The rupee hit a life time low of 59.93 to a dollar in early trade today before closing at 59.57.
"We have no other option but to increase the price. In the next couple of days, we will be increasing the handset prices by around 10%," Lava International co-founder and director SN Rai said.
Though Nokia did not offer any comment, Samsung said that it has not made any change in the price of handsets yet and is "holding onto the price lines for the moment". Mohindroo said that "price hike in products will be visible from July".
Multinational brand Lenovo said that it may raise its mobile handsets prices in the range of 5 to 8%.
"We are looking at the price situation and we would have to raise the price in the coming weeks. The hike could be in the range of 5-8%," Lenovo India MD Amar Babu said.
Most of the Indian brands like Micromax, Lava Mobiles and Karbonn sell imported handsets at relatively low prices.

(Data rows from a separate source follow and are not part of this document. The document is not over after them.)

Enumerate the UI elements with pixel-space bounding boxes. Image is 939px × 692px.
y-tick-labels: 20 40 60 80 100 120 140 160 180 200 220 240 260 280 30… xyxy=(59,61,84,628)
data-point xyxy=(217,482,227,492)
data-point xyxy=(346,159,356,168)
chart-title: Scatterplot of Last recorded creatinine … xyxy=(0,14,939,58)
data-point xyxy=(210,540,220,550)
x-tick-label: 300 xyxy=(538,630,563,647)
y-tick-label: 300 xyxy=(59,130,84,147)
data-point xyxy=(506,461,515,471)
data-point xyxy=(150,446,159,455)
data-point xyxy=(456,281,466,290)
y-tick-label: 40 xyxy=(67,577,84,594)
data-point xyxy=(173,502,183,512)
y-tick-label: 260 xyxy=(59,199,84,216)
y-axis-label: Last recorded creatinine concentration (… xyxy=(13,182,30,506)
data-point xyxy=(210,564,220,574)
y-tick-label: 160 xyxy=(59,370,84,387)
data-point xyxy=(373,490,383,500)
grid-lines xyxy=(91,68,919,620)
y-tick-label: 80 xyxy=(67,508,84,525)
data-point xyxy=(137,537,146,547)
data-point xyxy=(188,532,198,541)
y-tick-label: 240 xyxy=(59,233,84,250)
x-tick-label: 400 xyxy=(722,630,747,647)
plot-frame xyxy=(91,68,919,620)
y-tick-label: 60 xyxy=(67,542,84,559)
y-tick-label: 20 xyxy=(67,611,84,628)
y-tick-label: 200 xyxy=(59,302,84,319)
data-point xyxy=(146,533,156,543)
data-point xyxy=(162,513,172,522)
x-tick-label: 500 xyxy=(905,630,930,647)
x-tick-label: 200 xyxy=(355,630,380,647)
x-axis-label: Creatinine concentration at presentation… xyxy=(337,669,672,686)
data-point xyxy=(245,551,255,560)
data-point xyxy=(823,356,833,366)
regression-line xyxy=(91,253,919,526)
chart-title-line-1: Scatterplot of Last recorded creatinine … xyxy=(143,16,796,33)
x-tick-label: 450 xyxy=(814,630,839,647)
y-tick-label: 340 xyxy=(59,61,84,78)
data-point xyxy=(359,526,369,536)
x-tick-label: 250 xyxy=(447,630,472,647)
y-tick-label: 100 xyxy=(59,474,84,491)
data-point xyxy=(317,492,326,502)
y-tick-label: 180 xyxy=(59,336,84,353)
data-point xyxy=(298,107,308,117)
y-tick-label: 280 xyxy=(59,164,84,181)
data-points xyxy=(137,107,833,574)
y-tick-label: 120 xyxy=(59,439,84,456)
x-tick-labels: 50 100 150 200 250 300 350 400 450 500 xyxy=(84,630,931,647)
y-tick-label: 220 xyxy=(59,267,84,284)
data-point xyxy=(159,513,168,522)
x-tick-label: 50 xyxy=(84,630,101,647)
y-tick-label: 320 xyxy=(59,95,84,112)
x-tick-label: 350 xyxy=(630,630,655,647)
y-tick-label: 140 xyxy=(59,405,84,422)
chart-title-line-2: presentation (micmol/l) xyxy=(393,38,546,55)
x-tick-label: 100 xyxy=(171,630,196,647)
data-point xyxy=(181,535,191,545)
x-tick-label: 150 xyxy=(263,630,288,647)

Micromax expressed disappointment on the continuous decline in the value of the rupee and said "we are carefully monitoring the situation and are hopefully expectant of the trend to reverse, however if not, like the fuel prices, the device costs will also have to undergo price correction".
Datawind, maker of cheapest tablet PC Aakash, said fall of the rupee will have a direct impact on the price of tablets.
"We have seen a 30% loss in the rupee's value from 44 to almost 60 in the last 24 months. This gets reflected directly in price increases to the consumer, reducing affordability for the masses," Datawind CEO Suneet Singh Tuli said.
Like Lenovo, international brands like BlackBerry, HTC, Lenovo and Panasonic also import handsets from their units abroad to sell in India but no inputs were received from these firms.
"We are watching the situation...we are yet to take a position on pricing," HTC country head Faisal Siddiqui said.
Retailers also admitted that the prices of IT and electronic goods, including mobile phones, will go up soon.
"The fall of the rupee will have an adverse impact on the electronic goods and IT products market. We see a likely increase in prices by about 5 to 10% in the coming weeks and this will have a direct hit on the consumer's pocket," House of Technology's director Vipul Jain said.
Mohindroo said that the only long terms solution to respond to the declining rupee for India is "to develop the indigenous electronic system design and manufacturing industry and value addition should be done in India".